Defining the language syntax

The syntax for the simple language we will be looking at is shown below:

t ::=
  true
  false
  if t then t else t
  0
  succ t //successor
  pred t //predecessor
  iszero t

Note that there is no type distinction between natural numbers and booleans. This defines a term t which can be combined to form "sentences" in our syntax, which are also terms. We can write things like if true then 0 else 0 and succ (pred (succ 0)) and if (iszero 0) then true else false. We don't actually define how parentheses are evaluated but we add them in our examples for clarity.
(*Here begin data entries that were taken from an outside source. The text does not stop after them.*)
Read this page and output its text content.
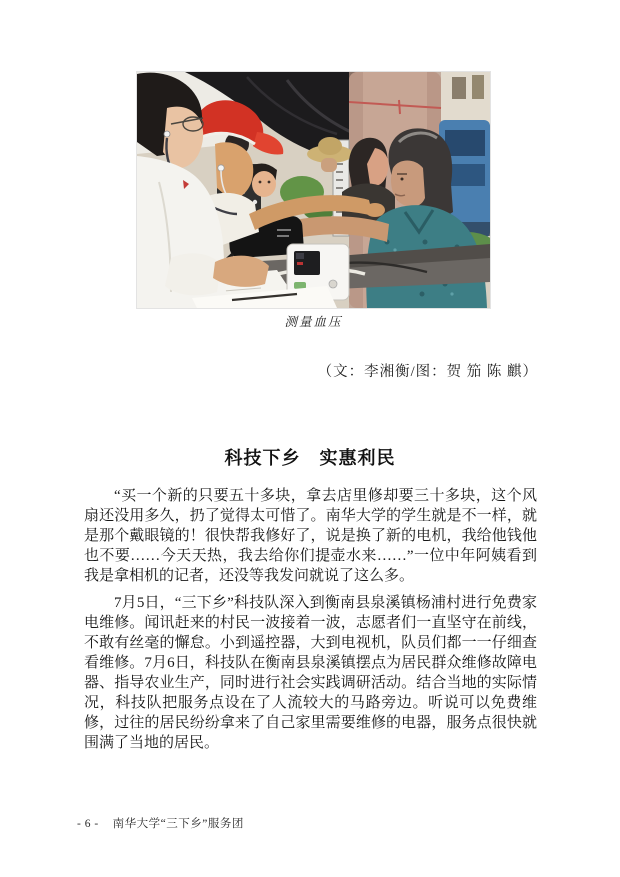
测量血压
（文：李湘衡/图：贺 笳 陈 麒）
科技下乡　实惠利民

“买一个新的只要五十多块，拿去店里修却要三十多块，这个风扇还没用多久，扔了觉得太可惜了。南华大学的学生就是不一样，就是那个戴眼镜的！很快帮我修好了，说是换了新的电机，我给他钱他也不要……今天天热，我去给你们提壶水来……”一位中年阿姨看到我是拿相机的记者，还没等我发问就说了这么多。

7月5日，“三下乡”科技队深入到衡南县泉溪镇杨浦村进行免费家电维修。闻讯赶来的村民一波接着一波，志愿者们一直坚守在前线，不敢有丝毫的懈怠。小到遥控器，大到电视机，队员们都一一仔细查看维修。7月6日，科技队在衡南县泉溪镇摆点为居民群众维修故障电器、指导农业生产，同时进行社会实践调研活动。结合当地的实际情况，科技队把服务点设在了人流较大的马路旁边。听说可以免费维修，过往的居民纷纷拿来了自己家里需要维修的电器，服务点很快就围满了当地的居民。

- 6 - 南华大学“三下乡”服务团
We don't explain how our syntax is evaluated, so our language currently lacks any meaning, or semantics. We will add semantics in the next section. It is also of note that we don't define common arithmetic regarding the natural numbers such as addition or subtraction, but one can see how those operations can be expressed as a combination of succ and pred, if we take succ 0 to mean 1 and pred (succ (succ 0)) to also mean 1.

There are a few formal ways to construct this syntax, namely through induction, inference rules, and construction. I want to show how inference rules are expressed, so the reader can more easily understand the notation of transition functions which show up in the next section when we define our semantics. Our goal is to define the set $\mathcal{T}$ which is the set of all possible terms in our syntax.

\mathtt{true} \in \mathcal{T} \quad \mathtt{false} \in \mathcal{T} \quad 0 \in \mathcal{T} \\ \cfrac{\mathtt{t_1} \in \mathcal{T}}{\mathtt{succ\ t_1} \in \mathcal{T}} \quad \cfrac{\mathtt{t_1} \in \mathcal{T}}{\mathtt{pred\ t_1} \in \mathcal{T}} \quad \cfrac{\mathtt{t_1} \in \mathcal{T}}{\mathtt{iszero\ t_1} \in \mathcal{T}} \\ \cfrac{ \mathtt{t_1} \in \mathcal{T} \quad \mathtt{t_2} \in \mathcal{T} \quad \mathtt{t_3} \in \mathcal{T} } { \mathtt{if\ t_1\ then\ t_2\ else\ t_3} \in \mathcal{T} }

The notation shows how one can infer the bottom conclusion if the meta variables (ex: $\mathtt{t_1}$ ) in the top part satisfy the conditions above it. We can express the infinite set of possible syntactic statements $\mathcal{T}$ in a finite set of rules because we have these meta variables (ex: if (iszero 0) then true else false is contained within $\mathtt{if\ t_1\ then\ t_2\ else\ t_3}$ ). Conclusions with no conditions are called axioms.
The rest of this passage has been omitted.